Neoclassical paintings are just that. They rebel against the traditional and classical methods of ideas of painting and aim for radical and exciting ways to create art. The movements of Neoclassicism and Romanticism in some ways clash against each other. See also Jacques Louis David paintings.
It takes brave artistis such as Gericault to take flavours and inspiration from both of them and make something iconic and almost immortal. Though these movements are much larger than just the paintings that were created in their time, artwork is perhaps one of the easiest ways to view how much these movements influenced culture.
Theodore Gericault is one of a number of famous artists to have produced a lot in just a short space of time, ensuring their legacy was not impacted by a short lifespan. The likes of Van Gogh, Egon Schiele and Frida Kahlo were all taken from us relatively young, but without their names being forgotten.
Gericault was eager to get as much inspiration from fellow and late artists as he possibly could. One of Gericault's main tutors was Pierre-Narcisse Guerin who perhaps together symbolised the tension between ageing and young movements. Guerin disliked how impulsive Gericault was when it came to art but still wanted him to flourish and grow due to a large amount of talent. Inevitably, Gericault left the nest with the foundations of Classicism and built upon them with the blocks of contempoary methods and styles.

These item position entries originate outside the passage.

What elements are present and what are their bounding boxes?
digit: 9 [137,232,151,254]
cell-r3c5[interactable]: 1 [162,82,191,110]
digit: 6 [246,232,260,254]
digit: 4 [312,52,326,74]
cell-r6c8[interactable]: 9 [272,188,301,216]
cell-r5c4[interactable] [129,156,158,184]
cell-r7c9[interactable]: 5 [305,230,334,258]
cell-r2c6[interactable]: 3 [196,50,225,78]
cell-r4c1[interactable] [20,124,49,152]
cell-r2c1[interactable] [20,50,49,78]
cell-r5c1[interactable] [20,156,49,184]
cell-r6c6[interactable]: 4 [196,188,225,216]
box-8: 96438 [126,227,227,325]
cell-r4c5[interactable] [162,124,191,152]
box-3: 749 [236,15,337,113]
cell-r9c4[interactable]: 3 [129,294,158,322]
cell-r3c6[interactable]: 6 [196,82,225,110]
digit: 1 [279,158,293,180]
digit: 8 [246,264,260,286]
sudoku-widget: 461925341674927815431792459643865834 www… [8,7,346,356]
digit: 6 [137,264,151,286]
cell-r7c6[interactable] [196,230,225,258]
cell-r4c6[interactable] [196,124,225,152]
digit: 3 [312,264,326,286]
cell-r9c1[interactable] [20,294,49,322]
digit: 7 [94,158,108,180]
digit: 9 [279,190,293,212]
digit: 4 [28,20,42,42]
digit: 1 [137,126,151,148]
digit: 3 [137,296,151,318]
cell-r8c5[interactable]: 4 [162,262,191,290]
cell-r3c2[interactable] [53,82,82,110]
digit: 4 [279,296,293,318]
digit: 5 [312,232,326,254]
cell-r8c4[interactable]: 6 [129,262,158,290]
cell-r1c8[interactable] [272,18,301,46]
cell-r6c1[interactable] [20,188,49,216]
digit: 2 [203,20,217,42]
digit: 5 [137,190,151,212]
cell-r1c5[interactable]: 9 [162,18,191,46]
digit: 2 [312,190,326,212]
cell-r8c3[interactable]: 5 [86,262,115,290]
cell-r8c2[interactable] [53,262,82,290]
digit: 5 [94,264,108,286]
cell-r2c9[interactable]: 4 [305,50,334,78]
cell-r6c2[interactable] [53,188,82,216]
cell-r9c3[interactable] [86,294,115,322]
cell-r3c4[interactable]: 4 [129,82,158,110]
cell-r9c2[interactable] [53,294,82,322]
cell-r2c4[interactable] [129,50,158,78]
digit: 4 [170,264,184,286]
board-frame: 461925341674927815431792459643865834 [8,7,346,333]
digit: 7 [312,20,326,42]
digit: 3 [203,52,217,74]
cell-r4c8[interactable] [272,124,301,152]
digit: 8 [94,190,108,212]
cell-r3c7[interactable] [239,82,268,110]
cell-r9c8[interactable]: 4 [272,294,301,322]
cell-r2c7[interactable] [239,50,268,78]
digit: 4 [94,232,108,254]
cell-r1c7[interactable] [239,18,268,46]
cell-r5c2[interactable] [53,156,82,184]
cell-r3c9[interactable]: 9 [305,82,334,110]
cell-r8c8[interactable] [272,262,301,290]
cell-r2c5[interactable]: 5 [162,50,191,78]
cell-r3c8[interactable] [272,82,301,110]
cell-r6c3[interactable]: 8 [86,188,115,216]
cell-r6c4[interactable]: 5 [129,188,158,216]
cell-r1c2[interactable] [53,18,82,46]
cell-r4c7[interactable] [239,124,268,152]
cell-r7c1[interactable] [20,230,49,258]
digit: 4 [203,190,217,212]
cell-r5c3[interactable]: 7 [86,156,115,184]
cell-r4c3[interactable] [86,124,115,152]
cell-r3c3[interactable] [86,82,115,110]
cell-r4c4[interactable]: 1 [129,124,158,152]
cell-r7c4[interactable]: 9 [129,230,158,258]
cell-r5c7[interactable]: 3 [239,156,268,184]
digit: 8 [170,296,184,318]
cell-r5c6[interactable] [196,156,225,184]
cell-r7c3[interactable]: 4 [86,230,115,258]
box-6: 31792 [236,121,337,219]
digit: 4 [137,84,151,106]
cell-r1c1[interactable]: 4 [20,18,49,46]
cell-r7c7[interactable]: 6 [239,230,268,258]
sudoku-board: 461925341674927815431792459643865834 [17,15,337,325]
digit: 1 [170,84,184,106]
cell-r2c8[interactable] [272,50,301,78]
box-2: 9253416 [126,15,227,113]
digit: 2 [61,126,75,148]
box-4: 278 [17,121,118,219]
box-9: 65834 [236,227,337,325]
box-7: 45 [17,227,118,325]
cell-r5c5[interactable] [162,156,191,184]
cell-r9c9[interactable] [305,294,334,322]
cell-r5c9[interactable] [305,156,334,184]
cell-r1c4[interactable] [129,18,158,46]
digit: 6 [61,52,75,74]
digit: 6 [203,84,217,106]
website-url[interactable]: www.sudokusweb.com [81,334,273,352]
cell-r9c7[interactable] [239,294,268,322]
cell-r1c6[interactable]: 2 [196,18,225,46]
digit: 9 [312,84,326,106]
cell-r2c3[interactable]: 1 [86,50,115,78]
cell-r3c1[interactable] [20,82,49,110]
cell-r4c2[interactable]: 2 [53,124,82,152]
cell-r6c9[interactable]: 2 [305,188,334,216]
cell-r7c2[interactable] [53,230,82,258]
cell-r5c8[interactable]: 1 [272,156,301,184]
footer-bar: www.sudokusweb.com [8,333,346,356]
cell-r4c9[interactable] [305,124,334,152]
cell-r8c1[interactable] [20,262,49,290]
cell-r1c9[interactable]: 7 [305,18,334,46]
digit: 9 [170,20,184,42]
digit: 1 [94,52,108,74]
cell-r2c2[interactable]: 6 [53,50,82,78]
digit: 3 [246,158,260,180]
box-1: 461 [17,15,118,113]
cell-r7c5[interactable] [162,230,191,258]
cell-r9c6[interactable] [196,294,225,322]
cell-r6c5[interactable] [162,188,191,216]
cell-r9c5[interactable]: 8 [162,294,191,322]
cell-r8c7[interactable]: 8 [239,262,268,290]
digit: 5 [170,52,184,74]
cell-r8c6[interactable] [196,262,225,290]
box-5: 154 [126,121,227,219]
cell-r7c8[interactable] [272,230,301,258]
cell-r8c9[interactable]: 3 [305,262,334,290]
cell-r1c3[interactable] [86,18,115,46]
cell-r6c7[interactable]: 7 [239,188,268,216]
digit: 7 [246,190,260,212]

Gericault's other tutor was Carle Vernet, these two artists had a lot more in common. Vernet was also passionate about horses and rode them throughout his life, perhaps passing this love down onto Gericault. He was also a keen lithographer which Gericault also practiced.
These two artists would have shaped Gericault in very different ways. Vernet instructed Gericault on sporting art, such as how to construct a horse's anatomy. Whilst Guerin guided Gericault through figure composition. Gericault would come to combine these two lessons and create beautiful paintings portraying soldiers upon and alongside their horses. He would also create his own art, inspired by relevant events. Theodore Gericault is partly responsible for the strength behind Romanticism, particularly French Romanticism.